Intanto, la mostra guida il pubblico, attraverso nove filmati, in un percorso cronologico condotto dalla curatrice attraverso cicli pittorici, dal suo primo studio, battezzato la Soffitta macabra (1944), fino all’ultima serie di opere, Hotel Surfanta (1981-95).
«Non intendo spiegare ciò che lo stesso Alessandri non voleva spiegare, ma cerco di fornire qualche strumento di decodificazione. Nonostante ciò che si è detto e scritto, Alessandri non ha nulla a che vedere con la magia nera e l’occultismo. La sua è un’indagine interiore dell’uomo e delle sue ombre, di conoscenza dell’essere attraverso vizi e virtù, mostri e bellezza». Non a caso, le sue opere sono state protagoniste in mostre curate da Vittorio Sgarbi, suo estimatore e collezionista, come Museo della Follia e Il Male. Esercizi di pittura crudele ,a Stupinigi nel 2005.

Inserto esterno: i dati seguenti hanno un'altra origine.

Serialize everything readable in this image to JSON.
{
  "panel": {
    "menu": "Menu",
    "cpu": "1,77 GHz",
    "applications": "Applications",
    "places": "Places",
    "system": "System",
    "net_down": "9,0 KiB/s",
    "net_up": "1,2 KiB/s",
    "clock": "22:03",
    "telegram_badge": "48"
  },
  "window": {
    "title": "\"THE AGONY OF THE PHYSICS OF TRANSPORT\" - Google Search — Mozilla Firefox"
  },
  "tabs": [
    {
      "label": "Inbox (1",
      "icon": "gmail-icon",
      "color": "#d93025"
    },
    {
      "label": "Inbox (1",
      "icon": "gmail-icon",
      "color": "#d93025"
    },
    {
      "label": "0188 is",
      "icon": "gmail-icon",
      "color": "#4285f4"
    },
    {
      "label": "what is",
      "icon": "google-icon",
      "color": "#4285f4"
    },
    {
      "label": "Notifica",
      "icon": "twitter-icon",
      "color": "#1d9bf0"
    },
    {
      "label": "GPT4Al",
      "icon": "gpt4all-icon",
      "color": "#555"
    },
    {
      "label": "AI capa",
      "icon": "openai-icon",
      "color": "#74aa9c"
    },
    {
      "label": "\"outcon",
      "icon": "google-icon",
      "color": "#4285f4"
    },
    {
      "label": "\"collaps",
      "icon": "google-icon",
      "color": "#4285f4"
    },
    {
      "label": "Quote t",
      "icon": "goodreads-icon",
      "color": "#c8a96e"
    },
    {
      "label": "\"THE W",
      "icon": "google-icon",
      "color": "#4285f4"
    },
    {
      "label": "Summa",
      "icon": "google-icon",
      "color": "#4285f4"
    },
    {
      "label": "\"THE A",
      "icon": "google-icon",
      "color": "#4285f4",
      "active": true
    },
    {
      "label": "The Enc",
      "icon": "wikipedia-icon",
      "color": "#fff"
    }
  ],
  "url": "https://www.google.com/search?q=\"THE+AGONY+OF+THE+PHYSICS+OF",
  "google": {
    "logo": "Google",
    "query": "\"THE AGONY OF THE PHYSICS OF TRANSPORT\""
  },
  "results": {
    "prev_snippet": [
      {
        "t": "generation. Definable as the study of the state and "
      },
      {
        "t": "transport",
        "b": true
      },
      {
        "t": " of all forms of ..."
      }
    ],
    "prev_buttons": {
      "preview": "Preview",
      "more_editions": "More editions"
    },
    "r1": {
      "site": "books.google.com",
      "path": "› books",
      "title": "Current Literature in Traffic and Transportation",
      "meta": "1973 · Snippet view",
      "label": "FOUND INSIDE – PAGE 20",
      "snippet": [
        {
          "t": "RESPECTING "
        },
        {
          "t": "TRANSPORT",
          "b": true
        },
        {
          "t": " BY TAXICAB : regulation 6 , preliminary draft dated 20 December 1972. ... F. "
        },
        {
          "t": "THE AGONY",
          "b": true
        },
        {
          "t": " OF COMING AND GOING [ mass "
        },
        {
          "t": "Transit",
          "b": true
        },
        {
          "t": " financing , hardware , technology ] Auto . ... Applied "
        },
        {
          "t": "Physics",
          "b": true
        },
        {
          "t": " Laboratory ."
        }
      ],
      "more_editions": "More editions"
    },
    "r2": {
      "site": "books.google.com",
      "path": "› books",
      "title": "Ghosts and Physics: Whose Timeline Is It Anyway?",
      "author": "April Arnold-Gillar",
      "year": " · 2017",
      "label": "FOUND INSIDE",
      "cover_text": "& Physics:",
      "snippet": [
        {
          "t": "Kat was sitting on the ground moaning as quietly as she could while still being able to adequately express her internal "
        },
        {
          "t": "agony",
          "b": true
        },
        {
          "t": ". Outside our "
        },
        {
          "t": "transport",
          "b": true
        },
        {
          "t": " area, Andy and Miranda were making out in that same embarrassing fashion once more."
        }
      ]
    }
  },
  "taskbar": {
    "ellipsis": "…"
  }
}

«Alessandri si rifugiò a Giaveno, lontano dal caos cittadino, per dedicarsi completamente alla sua pittura e a una ricerca appartata, seppure di grande successo anche commerciale, soprattutto tra 1964 e 1977. Allergico a vincoli e limitazioni, non si legò mai a mercanti, nonostante le offerte di galleristi importanti come Carlo Cardazzo. Rifiutò ogni moda, perseguendo una pittura come “fuoco interiore”, una “pittura pittura” in contrasto con ogni astrattismo e poverismo allora dominante. E così proseguì per tutta la vita».
In mostra, sono alcune delle sue opere più significative: le piccole tavole, ricche di dettagli ed effetti luminosi, sul modello dell’amata pittura fiamminga, e le grandi opere delle Doppie del 1966, donne gigantesche che paiono anticipare la pittura iperrealista. Ci sono gli autoritratti e gli aeroplani, la serie delle Veneri Surfanta e opere assai apprezzate dal mercato, come L’albero delle bambole e Il miracolo della Bambola Giovanna, dei primissimi anni Sessanta. Le lune suggerite dal titolo della mostra sono molte, e fonti di costante ispirazione attraverso i decenni. Per Alessandri la luna è la rappresentazione della donna, motivo primigenio e linfa di creazione. Ma molte delle sue opere sono «notturni», privati dell’illuminazione del giorno: «Il chiarore lunare corrisponde al momento del fervore fantastico, in cui la mente si libera alla creatività», spiega Concetta Leto. «È proprio di notte che Alessandri passeggiava, alla ricerca di suggestioni e inseguendo l’ispirazione».